In the months since all of my reading, research and parental theorizing has been put into practice, Mother God has become a visceral truth, and I have known myself in no deeper way than to be made in her image. Yet, this discovery has not come with as much joy as I expected. In anguish, nursing through growth spurts, I have cried out to the Holy Mother asking, begging, pleading, “Why did you make women in this way? To do this thing?” Each day I pumped at work, I felt resentment towards my body and unfair anger towards Olive’s daycare providers (how dare they ask me to send more milk! Am I not enough?). My husband was often the recipient of the day’s frustration, and the angst that came with the fact that I never felt like I was enough.
In my misery, another verse from Isaiah came to mind, causing me to feel some need to repent for how I was behaving. Like a holy mirror, scripture revealed this truth to me: I could not, no matter how fully and totally I loved my child, share a love as perfect as that of the creator’s love for humanity. “As a mother comforts her child, so I will comfort you.” (Isaiah 66:13). In the face of my imperfection, in my anger and feelings of inadequacy, the image of Mother God was such a graceful comfort. I’m never going to “win” at this whole mothering thing. Whether I nurse exclusively, pump (which I’m convinced is the work of Satan), or formula feed, my love for Olive will never be as complete and wholesome as God’s love for us both.
Last week, Olive turned 6 months old. I’m still nursing her, with a promise of no judgment for when I decide I’ve had enough. In the shadow of Mother God, accepting the brokenness of human relationships has been a liberating experience for me. In a culture run amok with mommy-blogging and judgment spewing, I cling to the foundational grace poured out every morning, noon, night and middle-of-the-night by the Heavenly Mother.

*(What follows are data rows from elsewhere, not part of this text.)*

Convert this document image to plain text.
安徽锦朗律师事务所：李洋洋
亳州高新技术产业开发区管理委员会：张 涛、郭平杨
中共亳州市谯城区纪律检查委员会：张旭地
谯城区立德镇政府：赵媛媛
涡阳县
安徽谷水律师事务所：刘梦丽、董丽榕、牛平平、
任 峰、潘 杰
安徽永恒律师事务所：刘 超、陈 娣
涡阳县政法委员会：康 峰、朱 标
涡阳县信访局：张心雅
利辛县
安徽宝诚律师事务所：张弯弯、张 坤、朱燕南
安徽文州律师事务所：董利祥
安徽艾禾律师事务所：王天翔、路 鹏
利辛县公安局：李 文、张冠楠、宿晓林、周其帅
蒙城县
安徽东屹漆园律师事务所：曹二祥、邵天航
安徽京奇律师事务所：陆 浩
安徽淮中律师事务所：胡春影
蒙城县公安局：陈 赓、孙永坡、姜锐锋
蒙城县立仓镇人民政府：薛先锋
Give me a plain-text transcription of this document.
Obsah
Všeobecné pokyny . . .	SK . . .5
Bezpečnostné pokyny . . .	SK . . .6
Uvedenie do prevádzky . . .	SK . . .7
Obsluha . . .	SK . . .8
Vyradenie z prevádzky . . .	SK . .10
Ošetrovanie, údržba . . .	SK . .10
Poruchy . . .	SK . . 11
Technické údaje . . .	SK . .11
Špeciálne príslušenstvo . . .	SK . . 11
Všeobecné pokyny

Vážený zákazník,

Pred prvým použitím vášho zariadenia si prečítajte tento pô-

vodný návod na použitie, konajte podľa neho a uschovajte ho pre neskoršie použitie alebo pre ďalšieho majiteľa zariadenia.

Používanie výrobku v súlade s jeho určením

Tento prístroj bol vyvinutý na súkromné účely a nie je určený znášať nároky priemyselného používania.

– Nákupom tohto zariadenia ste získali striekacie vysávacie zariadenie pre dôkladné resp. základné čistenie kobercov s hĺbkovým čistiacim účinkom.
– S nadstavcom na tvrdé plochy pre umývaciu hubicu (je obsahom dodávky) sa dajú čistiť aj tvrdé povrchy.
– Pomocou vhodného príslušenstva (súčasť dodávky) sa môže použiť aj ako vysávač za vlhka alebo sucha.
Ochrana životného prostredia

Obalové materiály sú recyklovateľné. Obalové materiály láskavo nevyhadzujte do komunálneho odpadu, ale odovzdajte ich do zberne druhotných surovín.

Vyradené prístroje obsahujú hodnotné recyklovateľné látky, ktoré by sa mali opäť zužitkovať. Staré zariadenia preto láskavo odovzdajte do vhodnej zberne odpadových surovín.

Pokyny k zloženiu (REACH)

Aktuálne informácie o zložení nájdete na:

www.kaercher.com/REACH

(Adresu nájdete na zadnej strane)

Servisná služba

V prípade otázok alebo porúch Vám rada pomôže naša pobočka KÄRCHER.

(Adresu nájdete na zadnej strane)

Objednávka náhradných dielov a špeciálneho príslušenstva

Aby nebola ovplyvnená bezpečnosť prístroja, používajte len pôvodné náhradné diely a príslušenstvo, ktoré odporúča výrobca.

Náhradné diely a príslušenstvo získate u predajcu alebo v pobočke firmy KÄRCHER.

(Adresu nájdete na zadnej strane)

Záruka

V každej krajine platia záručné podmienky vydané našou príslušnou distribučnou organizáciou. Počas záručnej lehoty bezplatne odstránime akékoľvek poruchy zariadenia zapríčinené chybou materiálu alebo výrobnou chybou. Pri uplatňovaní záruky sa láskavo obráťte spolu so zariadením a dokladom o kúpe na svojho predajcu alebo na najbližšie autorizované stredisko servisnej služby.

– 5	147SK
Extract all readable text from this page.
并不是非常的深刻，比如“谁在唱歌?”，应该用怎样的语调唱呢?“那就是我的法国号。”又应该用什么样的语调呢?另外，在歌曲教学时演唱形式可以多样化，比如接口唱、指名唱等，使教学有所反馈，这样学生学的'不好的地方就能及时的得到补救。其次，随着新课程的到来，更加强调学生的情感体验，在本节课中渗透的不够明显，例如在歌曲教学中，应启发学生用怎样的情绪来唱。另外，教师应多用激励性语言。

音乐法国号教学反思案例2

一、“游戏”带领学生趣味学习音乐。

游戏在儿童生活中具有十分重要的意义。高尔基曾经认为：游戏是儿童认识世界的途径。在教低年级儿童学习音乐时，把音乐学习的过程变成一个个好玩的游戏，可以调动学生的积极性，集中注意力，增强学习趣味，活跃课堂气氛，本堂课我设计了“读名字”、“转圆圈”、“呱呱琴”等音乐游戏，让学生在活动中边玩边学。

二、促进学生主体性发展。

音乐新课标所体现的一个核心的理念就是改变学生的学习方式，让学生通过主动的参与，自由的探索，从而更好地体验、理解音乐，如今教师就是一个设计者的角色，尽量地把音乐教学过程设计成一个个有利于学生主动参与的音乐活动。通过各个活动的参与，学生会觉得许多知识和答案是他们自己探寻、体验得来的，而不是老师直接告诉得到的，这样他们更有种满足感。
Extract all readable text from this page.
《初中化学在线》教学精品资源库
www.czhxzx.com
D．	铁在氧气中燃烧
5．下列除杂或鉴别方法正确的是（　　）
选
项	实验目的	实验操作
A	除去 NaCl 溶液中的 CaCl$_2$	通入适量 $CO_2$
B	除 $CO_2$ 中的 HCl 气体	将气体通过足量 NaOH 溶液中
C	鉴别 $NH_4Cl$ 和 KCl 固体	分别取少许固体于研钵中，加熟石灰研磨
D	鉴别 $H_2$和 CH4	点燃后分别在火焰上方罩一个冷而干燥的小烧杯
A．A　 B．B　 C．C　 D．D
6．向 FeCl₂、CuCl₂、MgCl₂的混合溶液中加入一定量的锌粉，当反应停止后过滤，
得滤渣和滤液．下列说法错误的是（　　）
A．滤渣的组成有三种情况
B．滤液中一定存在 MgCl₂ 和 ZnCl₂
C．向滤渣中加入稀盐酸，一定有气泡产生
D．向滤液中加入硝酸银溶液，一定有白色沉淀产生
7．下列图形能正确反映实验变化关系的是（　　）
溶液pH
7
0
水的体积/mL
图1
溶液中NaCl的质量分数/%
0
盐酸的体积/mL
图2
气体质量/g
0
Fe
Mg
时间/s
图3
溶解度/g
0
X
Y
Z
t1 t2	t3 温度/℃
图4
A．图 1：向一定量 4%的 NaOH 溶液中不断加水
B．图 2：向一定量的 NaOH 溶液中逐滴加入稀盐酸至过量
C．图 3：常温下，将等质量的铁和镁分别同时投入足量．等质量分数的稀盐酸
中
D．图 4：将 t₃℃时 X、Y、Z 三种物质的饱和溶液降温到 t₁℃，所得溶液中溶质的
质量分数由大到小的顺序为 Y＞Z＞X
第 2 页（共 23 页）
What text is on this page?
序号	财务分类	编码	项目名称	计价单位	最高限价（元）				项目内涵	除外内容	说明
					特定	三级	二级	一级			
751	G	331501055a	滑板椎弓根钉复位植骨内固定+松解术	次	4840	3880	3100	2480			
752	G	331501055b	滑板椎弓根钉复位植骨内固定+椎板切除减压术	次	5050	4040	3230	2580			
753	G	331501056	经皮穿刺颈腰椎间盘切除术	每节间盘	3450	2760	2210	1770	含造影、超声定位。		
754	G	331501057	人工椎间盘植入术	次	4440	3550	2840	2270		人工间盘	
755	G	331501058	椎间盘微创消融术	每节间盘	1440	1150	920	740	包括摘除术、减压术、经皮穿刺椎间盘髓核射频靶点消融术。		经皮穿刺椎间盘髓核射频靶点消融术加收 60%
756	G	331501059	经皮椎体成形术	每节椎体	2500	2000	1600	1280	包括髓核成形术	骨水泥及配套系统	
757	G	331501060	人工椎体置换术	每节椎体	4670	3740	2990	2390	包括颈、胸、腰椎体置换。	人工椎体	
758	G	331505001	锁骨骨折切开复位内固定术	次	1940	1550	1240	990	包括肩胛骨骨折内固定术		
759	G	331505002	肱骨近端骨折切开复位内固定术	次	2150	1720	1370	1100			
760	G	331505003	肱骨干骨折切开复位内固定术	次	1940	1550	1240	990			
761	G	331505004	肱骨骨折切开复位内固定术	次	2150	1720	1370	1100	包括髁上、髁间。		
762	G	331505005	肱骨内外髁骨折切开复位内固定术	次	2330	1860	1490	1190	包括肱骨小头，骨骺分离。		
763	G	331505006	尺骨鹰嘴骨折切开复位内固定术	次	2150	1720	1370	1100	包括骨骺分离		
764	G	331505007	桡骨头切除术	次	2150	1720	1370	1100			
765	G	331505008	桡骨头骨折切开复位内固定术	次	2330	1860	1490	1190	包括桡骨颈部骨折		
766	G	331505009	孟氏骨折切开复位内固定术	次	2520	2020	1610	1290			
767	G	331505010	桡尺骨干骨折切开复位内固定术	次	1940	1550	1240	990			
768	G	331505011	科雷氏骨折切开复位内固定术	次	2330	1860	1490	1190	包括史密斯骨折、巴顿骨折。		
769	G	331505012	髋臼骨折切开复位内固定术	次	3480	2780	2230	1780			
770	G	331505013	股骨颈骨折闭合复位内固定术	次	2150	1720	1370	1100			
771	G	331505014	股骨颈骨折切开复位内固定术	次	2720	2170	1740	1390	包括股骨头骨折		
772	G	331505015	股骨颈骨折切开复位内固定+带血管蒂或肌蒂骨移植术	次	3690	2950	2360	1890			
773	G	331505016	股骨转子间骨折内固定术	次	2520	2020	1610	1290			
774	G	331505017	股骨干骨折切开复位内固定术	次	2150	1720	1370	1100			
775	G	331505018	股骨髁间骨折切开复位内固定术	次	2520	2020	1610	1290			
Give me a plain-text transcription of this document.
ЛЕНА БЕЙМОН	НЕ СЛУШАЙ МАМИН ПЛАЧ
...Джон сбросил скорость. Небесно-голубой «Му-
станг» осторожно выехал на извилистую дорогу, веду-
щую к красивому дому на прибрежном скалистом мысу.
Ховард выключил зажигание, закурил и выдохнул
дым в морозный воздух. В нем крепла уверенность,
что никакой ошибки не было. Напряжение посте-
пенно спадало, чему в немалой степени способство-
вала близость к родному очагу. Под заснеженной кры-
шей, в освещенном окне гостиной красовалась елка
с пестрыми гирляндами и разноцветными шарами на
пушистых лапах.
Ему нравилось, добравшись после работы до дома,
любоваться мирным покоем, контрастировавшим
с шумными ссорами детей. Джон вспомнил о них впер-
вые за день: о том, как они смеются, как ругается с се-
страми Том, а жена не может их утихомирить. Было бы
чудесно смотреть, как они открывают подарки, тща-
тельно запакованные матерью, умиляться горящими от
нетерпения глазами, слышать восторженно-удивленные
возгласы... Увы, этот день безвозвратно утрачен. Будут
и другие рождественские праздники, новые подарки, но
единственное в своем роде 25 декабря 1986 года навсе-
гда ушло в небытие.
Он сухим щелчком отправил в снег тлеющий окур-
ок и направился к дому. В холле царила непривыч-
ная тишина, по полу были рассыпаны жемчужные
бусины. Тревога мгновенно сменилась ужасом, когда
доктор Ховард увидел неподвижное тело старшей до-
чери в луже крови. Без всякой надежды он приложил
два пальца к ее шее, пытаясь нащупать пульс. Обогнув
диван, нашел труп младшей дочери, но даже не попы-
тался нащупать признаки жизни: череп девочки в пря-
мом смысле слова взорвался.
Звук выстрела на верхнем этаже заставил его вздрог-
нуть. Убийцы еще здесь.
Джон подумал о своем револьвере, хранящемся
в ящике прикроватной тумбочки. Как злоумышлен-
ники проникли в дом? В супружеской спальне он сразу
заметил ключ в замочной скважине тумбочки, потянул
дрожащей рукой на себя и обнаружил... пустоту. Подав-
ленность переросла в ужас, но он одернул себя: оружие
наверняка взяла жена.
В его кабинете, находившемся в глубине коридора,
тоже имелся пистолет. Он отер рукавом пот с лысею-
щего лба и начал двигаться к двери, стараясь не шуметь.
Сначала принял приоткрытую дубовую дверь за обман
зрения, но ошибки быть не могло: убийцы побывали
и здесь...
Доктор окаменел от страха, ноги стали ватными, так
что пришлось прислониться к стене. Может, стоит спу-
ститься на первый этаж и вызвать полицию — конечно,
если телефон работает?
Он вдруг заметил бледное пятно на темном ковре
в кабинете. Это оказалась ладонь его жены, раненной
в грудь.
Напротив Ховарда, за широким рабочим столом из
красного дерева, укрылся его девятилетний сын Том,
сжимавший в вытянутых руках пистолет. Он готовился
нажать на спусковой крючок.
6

As I journey in discipleship and continue to learn from the work of mothering, I am reminded of another scripture, “I fed you with milk, not solid food, for you were not ready for solid food. Even now you are still not ready, for you are still of the flesh. For as long as there is jealousy and quarreling among you, are you not of the flesh, and behaving according to human inclinations?” (1 Cor. 3:2-3). The Apostle Paul makes me wonder if God is working on weaning me too. Perhaps this experience of claiming grace for myself, a grace I know I would have offered to one of my congregants, is one small step toward learning to eat the “solid food” of faith.